In the discussion, learning textual patterns was concluded to be an effective
method for L2 learners in improving their reading ability. It is my contention
that when students are able to identify discourse patterns, they can predict
what follows and how the text will develop. This tacit knowledge can be
expected to make it easier for L2 learners to understand the text through
the use of textual patterns, namely: ‘Problem-solution,’ ‘General-specific,’

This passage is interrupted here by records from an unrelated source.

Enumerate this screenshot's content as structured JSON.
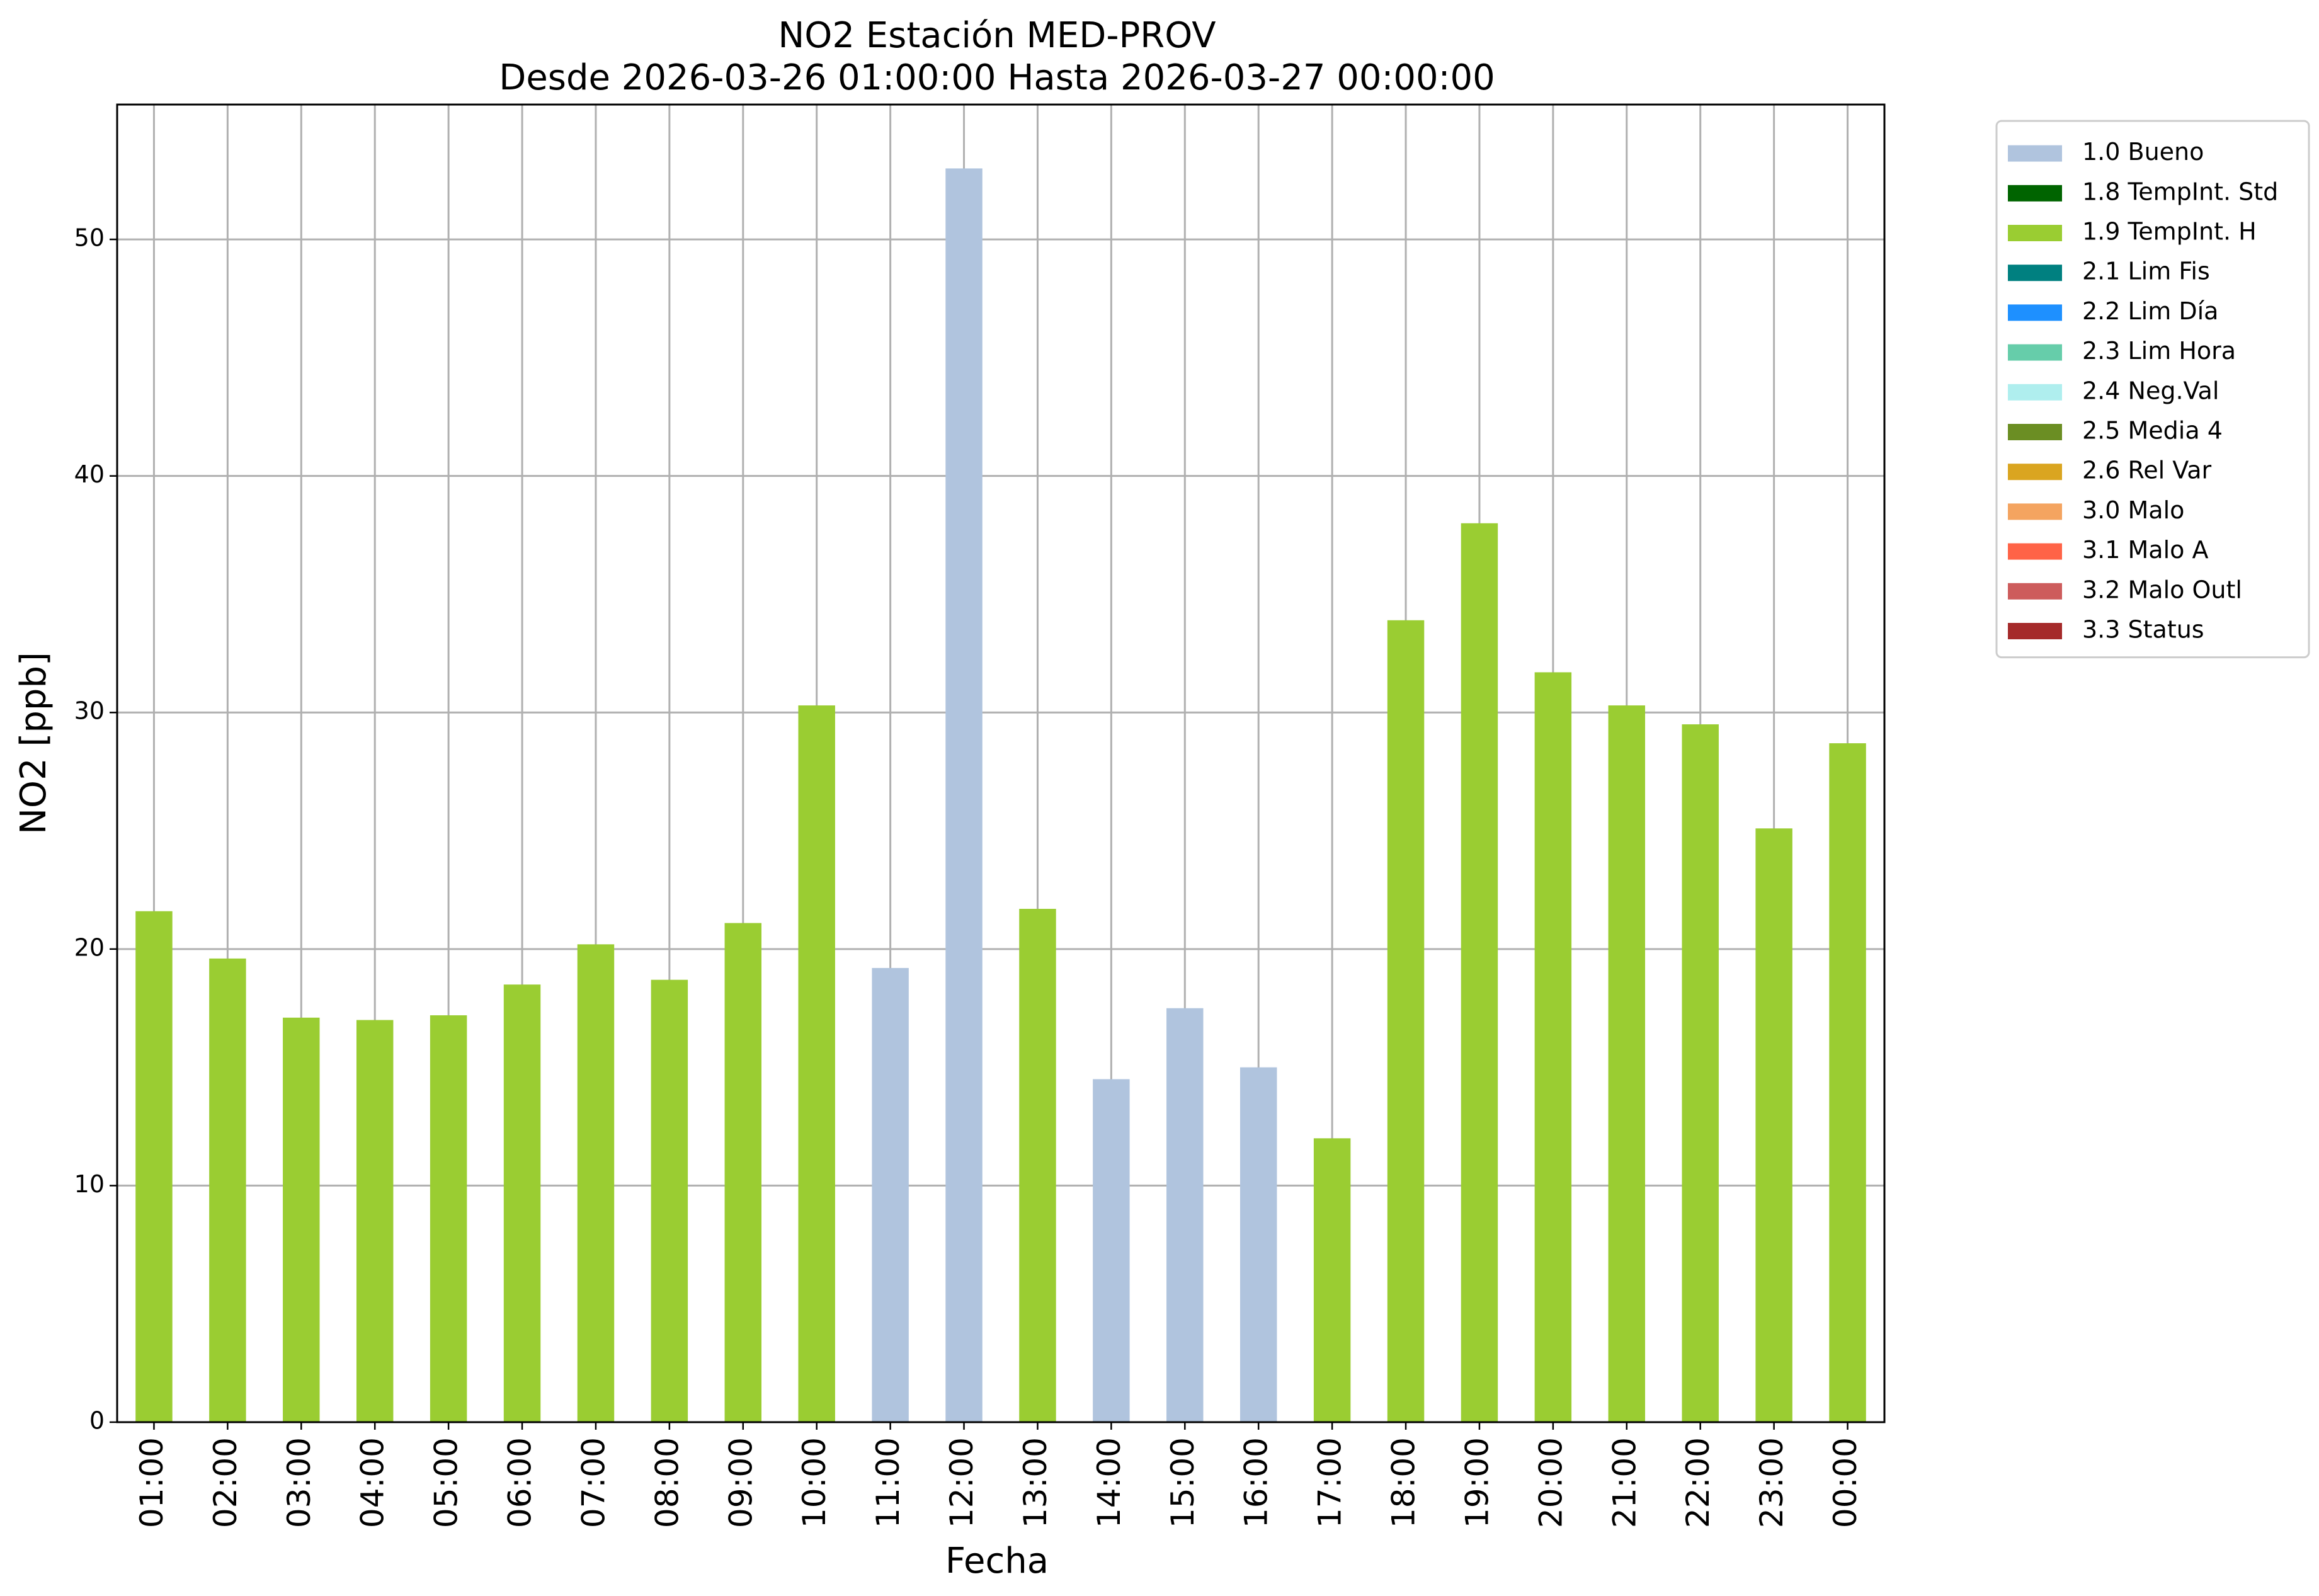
{
  "chart_data": {
    "type": "bar",
    "title": "NO2 Estación MED-PROV",
    "subtitle": "Desde 2026-03-26 01:00:00 Hasta 2026-03-27 00:00:00",
    "xlabel": "Fecha",
    "ylabel": "NO2 [ppb]",
    "ylim": [
      0,
      55.7
    ],
    "yticks": [
      0,
      10,
      20,
      30,
      40,
      50
    ],
    "grid": true,
    "legend_position": "outside top-right",
    "categories": [
      "01:00",
      "02:00",
      "03:00",
      "04:00",
      "05:00",
      "06:00",
      "07:00",
      "08:00",
      "09:00",
      "10:00",
      "11:00",
      "12:00",
      "13:00",
      "14:00",
      "15:00",
      "16:00",
      "17:00",
      "18:00",
      "19:00",
      "20:00",
      "21:00",
      "22:00",
      "23:00",
      "00:00"
    ],
    "values": [
      21.6,
      19.6,
      17.1,
      17.0,
      17.2,
      18.5,
      20.2,
      18.7,
      21.1,
      30.3,
      19.2,
      53.0,
      21.7,
      14.5,
      17.5,
      15.0,
      12.0,
      33.9,
      38.0,
      31.7,
      30.3,
      29.5,
      25.1,
      28.7
    ],
    "flags": [
      "1.9 TempInt. H",
      "1.9 TempInt. H",
      "1.9 TempInt. H",
      "1.9 TempInt. H",
      "1.9 TempInt. H",
      "1.9 TempInt. H",
      "1.9 TempInt. H",
      "1.9 TempInt. H",
      "1.9 TempInt. H",
      "1.9 TempInt. H",
      "1.0 Bueno",
      "1.0 Bueno",
      "1.9 TempInt. H",
      "1.0 Bueno",
      "1.0 Bueno",
      "1.0 Bueno",
      "1.9 TempInt. H",
      "1.9 TempInt. H",
      "1.9 TempInt. H",
      "1.9 TempInt. H",
      "1.9 TempInt. H",
      "1.9 TempInt. H",
      "1.9 TempInt. H",
      "1.9 TempInt. H"
    ],
    "legend": [
      {
        "label": "1.0 Bueno",
        "color": "#b0c4de"
      },
      {
        "label": "1.8 TempInt. Std",
        "color": "#006400"
      },
      {
        "label": "1.9 TempInt. H",
        "color": "#9acd32"
      },
      {
        "label": "2.1 Lim Fis",
        "color": "#008080"
      },
      {
        "label": "2.2 Lim Día",
        "color": "#1e90ff"
      },
      {
        "label": "2.3 Lim Hora",
        "color": "#66cdaa"
      },
      {
        "label": "2.4 Neg.Val",
        "color": "#afeeee"
      },
      {
        "label": "2.5 Media 4",
        "color": "#6b8e23"
      },
      {
        "label": "2.6 Rel Var",
        "color": "#daa520"
      },
      {
        "label": "3.0 Malo",
        "color": "#f4a460"
      },
      {
        "label": "3.1 Malo A",
        "color": "#ff6347"
      },
      {
        "label": "3.2 Malo Outl",
        "color": "#cd5c5c"
      },
      {
        "label": "3.3 Status",
        "color": "#a52a2a"
      }
    ]
  }
}
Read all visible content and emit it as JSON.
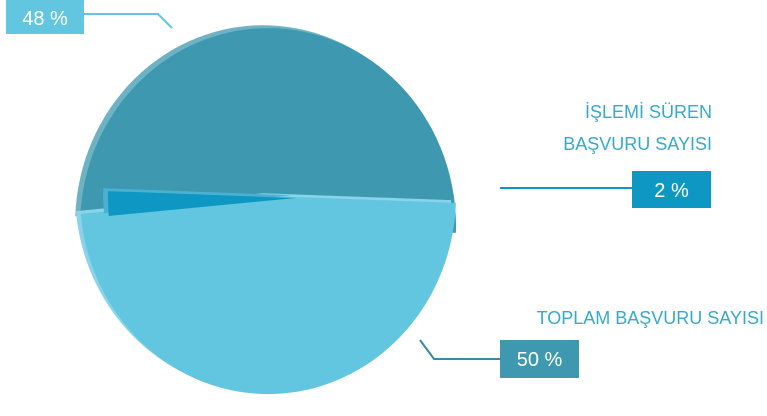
{
  "chart_data": {
    "type": "pie",
    "title": "",
    "slices": [
      {
        "label": "",
        "value": 48,
        "display": "48 %",
        "color": "#62c6e1"
      },
      {
        "label": "İŞLEMİ SÜREN BAŞVURU SAYISI",
        "label_lines": [
          "İŞLEMİ SÜREN",
          "BAŞVURU SAYISI"
        ],
        "value": 2,
        "display": "2 %",
        "color": "#0f97c4"
      },
      {
        "label": "TOPLAM BAŞVURU SAYISI",
        "label_lines": [
          "TOPLAM BAŞVURU SAYISI"
        ],
        "value": 50,
        "display": "50 %",
        "color": "#3e99b0"
      }
    ],
    "legend": "none"
  }
}
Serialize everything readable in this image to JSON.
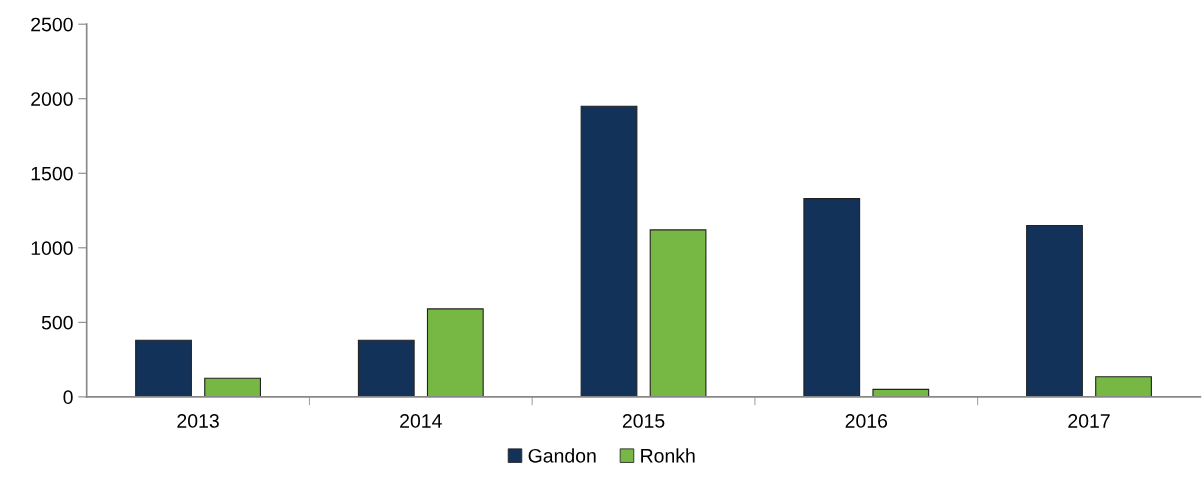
{
  "chart_data": {
    "type": "bar",
    "categories": [
      "2013",
      "2014",
      "2015",
      "2016",
      "2017"
    ],
    "series": [
      {
        "name": "Gandon",
        "color": "#12325a",
        "values": [
          380,
          380,
          1950,
          1330,
          1150
        ]
      },
      {
        "name": "Ronkh",
        "color": "#76b843",
        "values": [
          125,
          590,
          1120,
          50,
          135
        ]
      }
    ],
    "ylim": [
      0,
      2500
    ],
    "yticks": [
      0,
      500,
      1000,
      1500,
      2000,
      2500
    ],
    "grid": false,
    "legend": "bottom"
  }
}
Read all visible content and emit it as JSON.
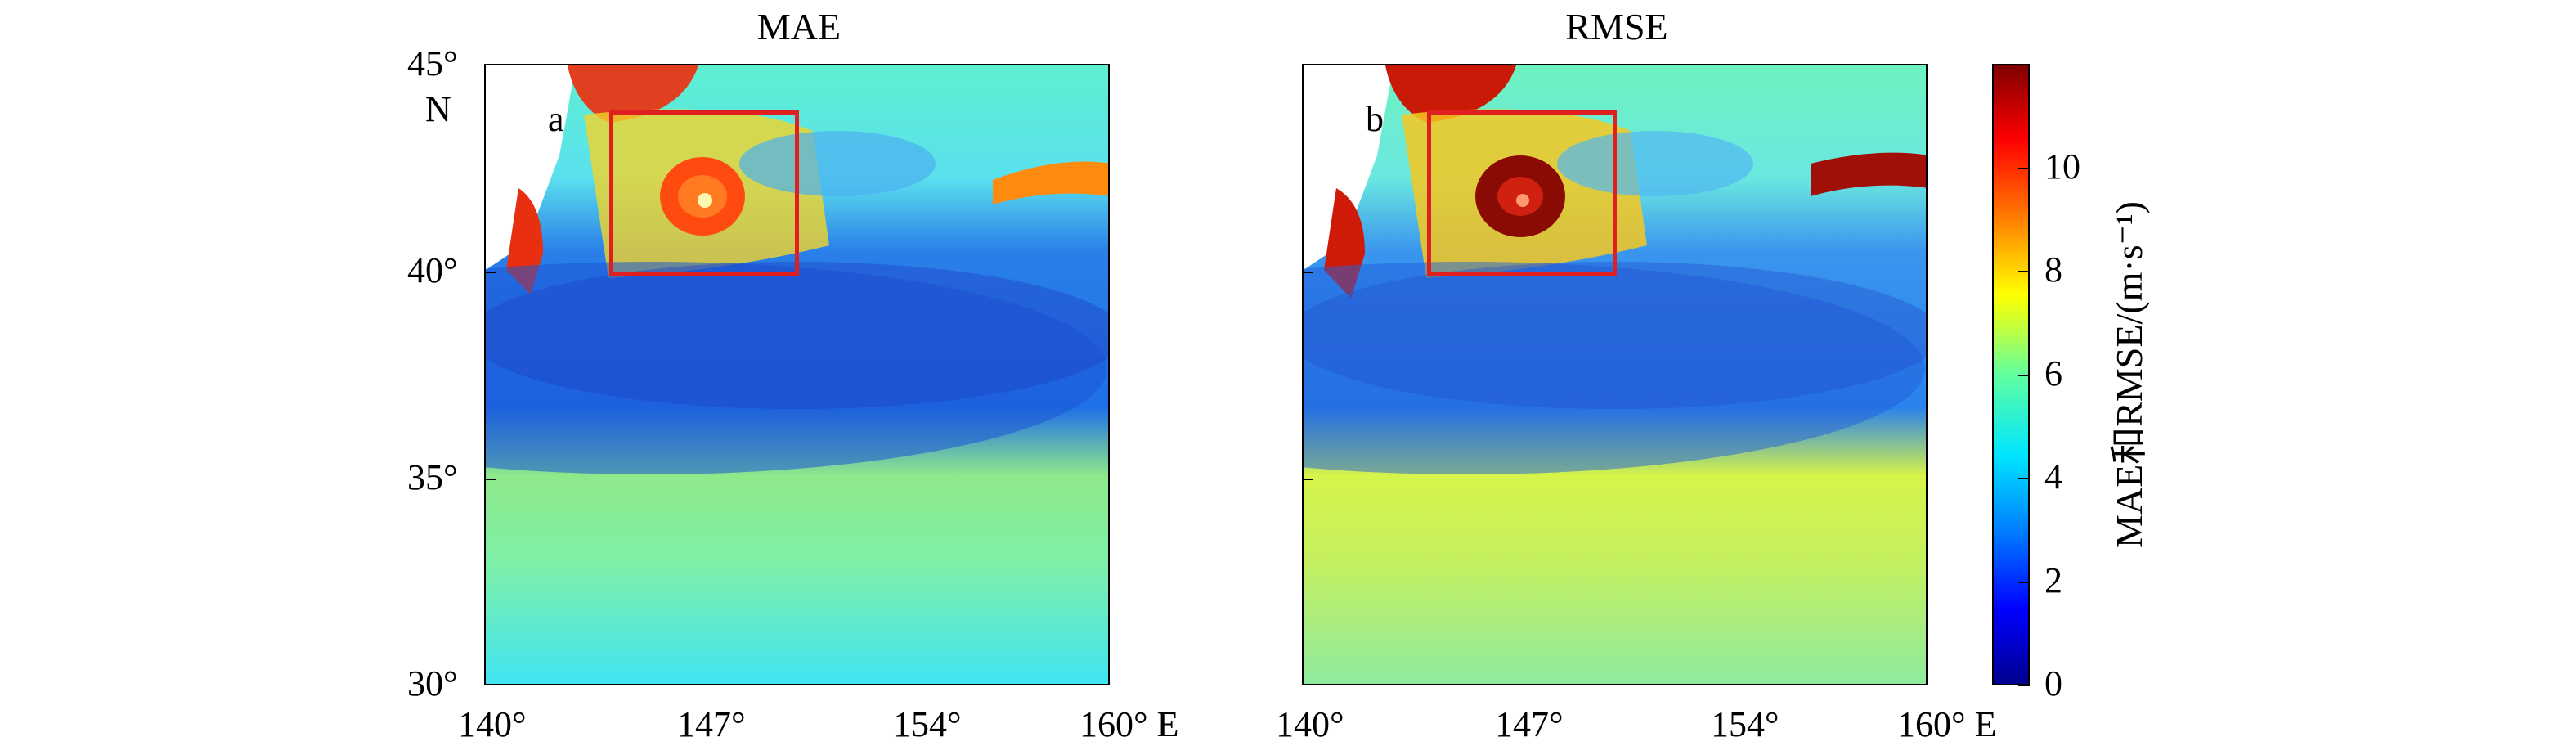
{
  "chart_data": [
    {
      "type": "heatmap",
      "title": "MAE",
      "panel_label": "a",
      "xticks": [
        "140°",
        "147°",
        "154°",
        "160° E"
      ],
      "yticks": [
        "45°",
        "N",
        "40°",
        "35°",
        "30°"
      ],
      "xlim": [
        140,
        160
      ],
      "ylim": [
        30,
        45
      ],
      "highlight_box": {
        "lon": [
          144,
          150
        ],
        "lat": [
          40,
          44
        ]
      }
    },
    {
      "type": "heatmap",
      "title": "RMSE",
      "panel_label": "b",
      "xticks": [
        "140°",
        "147°",
        "154°",
        "160° E"
      ],
      "yticks": [],
      "xlim": [
        140,
        160
      ],
      "ylim": [
        30,
        45
      ],
      "highlight_box": {
        "lon": [
          144,
          150
        ],
        "lat": [
          40,
          44
        ]
      }
    }
  ],
  "colorbar": {
    "label": "MAE和RMSE/(m·s⁻¹)",
    "ticks": [
      "0",
      "2",
      "4",
      "6",
      "8",
      "10"
    ],
    "range": [
      0,
      12
    ],
    "colormap": "jet"
  }
}
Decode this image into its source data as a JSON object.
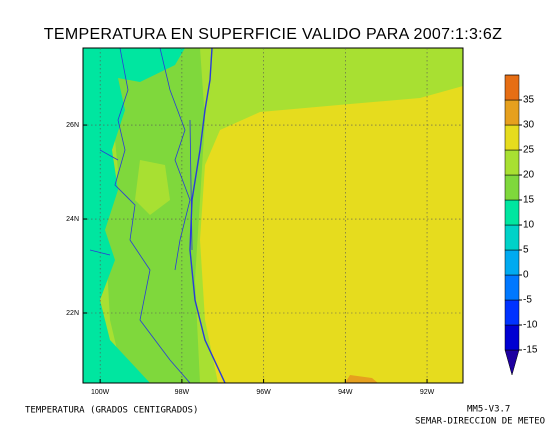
{
  "title": "TEMPERATURA EN SUPERFICIE VALIDO PARA 2007:1:3:6Z",
  "map": {
    "lonlim": [
      -100.42,
      -91.12
    ],
    "latlim": [
      20.51,
      27.64
    ],
    "lon_ticks": [
      {
        "value": -100,
        "label": "100W"
      },
      {
        "value": -98,
        "label": "98W"
      },
      {
        "value": -96,
        "label": "96W"
      },
      {
        "value": -94,
        "label": "94W"
      },
      {
        "value": -92,
        "label": "92W"
      }
    ],
    "lat_ticks": [
      {
        "value": 22,
        "label": "22N"
      },
      {
        "value": 24,
        "label": "24N"
      },
      {
        "value": 26,
        "label": "26N"
      }
    ]
  },
  "colorbar": {
    "lim": [
      -20,
      40
    ],
    "ticks": [
      -15,
      -10,
      -5,
      0,
      5,
      10,
      15,
      20,
      25,
      30,
      35
    ],
    "colors": [
      "#1e00a0",
      "#0000d2",
      "#0032ff",
      "#0078ff",
      "#00aaf0",
      "#00d2c8",
      "#00e6a0",
      "#7fd83c",
      "#a8e032",
      "#e6dc1e",
      "#e6a01e",
      "#e66e14",
      "#e61e1e"
    ]
  },
  "footer": {
    "left": "TEMPERATURA (GRADOS CENTIGRADOS)",
    "right_top": "MM5-V3.7",
    "right_bottom": "SEMAR-DIRECCION DE METEO"
  }
}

and ‘Claim-counter-claim’ patterns. McCarthy (1991) indicates that finding
patterns in texts is “a matter of interpretation by the reader, making use
of clues and signals provided by the author” (McCarthy 1991: 161). Good
readers (at least) are constantly attending to the segments of discourse that
determine textual patterns. In fact, the analysis of this paper showed that
the text also contains ‘Problem-solution’ patterns. Moreover, the finding
of another textual pattern, ‘General-specific’ pattern explains that texts are
capable of containing several textual patterns at the same time. Although
it is easy to provide L2 learners with a knowledge of textual patterns, the
problem is in teaching students how to identify them. It may require time
to practice and apply such knowledge to actual reading. Learning discourse
patterns means understanding conventional and culturally characteristic
patterns of the language. In addition to ‘text structural knowledge’ and
‘lexical knowledge,’ L2 learners should, therefore, be encouraged to gain
a ‘cultural knowledge’ of their target language and in doing so make it a
useful strategy in improving their reading skills as a whole.